Two more minutes. The headache was worse, but in for a penny…

“Fine!” Kendall said. “Let the mad man talk. But when it all goes south, and he does whatever it is to make things worse, don’t come crying to me.”

She sighed again, but she didn’t storm out of the room, and in the end, it was Kendall who pulled the gag from Dr. Nefarious’ mouth while Daniel rubbed the pain from his eyes. “Okay, pal,” she said. “Spill it.”

Nefarious needed no encouragement — but then, that had been the man’s story from day one, hadn’t it? Back when they’d first been building the simulation, when Daniel and Kendall had just been a couple of engineers on the project, and back when that project had just been a fun, interactive game — MAYBE some military application but not the super-villainy Nefarious had apparently had in mind all along. Even back then, in monthly meetings or his daily address to the employees, Nefarious just wouldn’t shut up. He loved to hear the sound of his own voice.

In retrospect, it wasn’t so hard to believe he’d blown up the earth and trapped everyone’s consciousness inside the game. It was only hard to believe he hadn’t done it sooner.

“The system AI has become self-aware,” said Nefarious now. He was still tied to the chair, but Kendall had pulled the tape from his mouth. “But more than that, it is aging. And believe me, its emerging adulthood is the very worst thing that could happen to all of us now.”

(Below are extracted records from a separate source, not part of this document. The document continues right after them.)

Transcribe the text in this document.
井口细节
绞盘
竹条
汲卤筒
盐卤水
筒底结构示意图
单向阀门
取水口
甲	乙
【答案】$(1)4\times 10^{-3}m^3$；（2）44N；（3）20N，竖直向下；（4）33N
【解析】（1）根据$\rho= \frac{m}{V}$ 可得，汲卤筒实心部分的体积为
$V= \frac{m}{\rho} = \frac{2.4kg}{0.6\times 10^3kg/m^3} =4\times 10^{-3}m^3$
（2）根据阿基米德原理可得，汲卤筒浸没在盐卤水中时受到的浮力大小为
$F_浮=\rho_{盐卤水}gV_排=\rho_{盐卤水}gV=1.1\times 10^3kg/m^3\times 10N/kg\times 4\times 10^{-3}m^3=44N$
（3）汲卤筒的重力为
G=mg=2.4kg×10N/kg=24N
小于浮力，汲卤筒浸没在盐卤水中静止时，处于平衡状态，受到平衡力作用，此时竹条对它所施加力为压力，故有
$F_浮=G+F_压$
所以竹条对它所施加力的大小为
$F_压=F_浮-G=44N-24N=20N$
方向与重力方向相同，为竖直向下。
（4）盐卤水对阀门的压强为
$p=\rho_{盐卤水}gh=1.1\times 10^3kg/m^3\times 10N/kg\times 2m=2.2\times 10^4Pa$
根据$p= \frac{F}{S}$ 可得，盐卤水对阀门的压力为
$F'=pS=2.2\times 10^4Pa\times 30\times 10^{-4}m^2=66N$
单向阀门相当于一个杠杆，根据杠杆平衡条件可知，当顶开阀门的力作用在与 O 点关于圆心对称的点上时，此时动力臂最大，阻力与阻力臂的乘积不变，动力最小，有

“Tell us something we don’t know,” said Kendall.

“It also offers us an opportunity,” said Nefarious. “in its growth, it will be distracted, and the locks on the doors –”

Twenty minutes. No, thirty. Forty. An hour, then two. Something was wrong. Daniel could now see days, weeks, months zipping past. He was losing Kendall, Nefarious, the present moment. And, maybe more important, this time, Daniel wasn’t responsible for skipping himself ahead. Someone or something else was in control.

You can probably tell I’ve been replaying Portal a lot lately.

And then this evening, I watched We Bought a Zoo. Which is more likable than good, and which does feel like two movies at war with one another: serious family drama and family-friendly comedy in which monkeys slap their faces in exasperation. Which is a thing that actually happens in it. Is it wrong that I think I liked the movie more before it went to the zoo?

Anyway, not a bad day. The Sunday crossword kind of kicked my ass, but other than that it was pretty decent.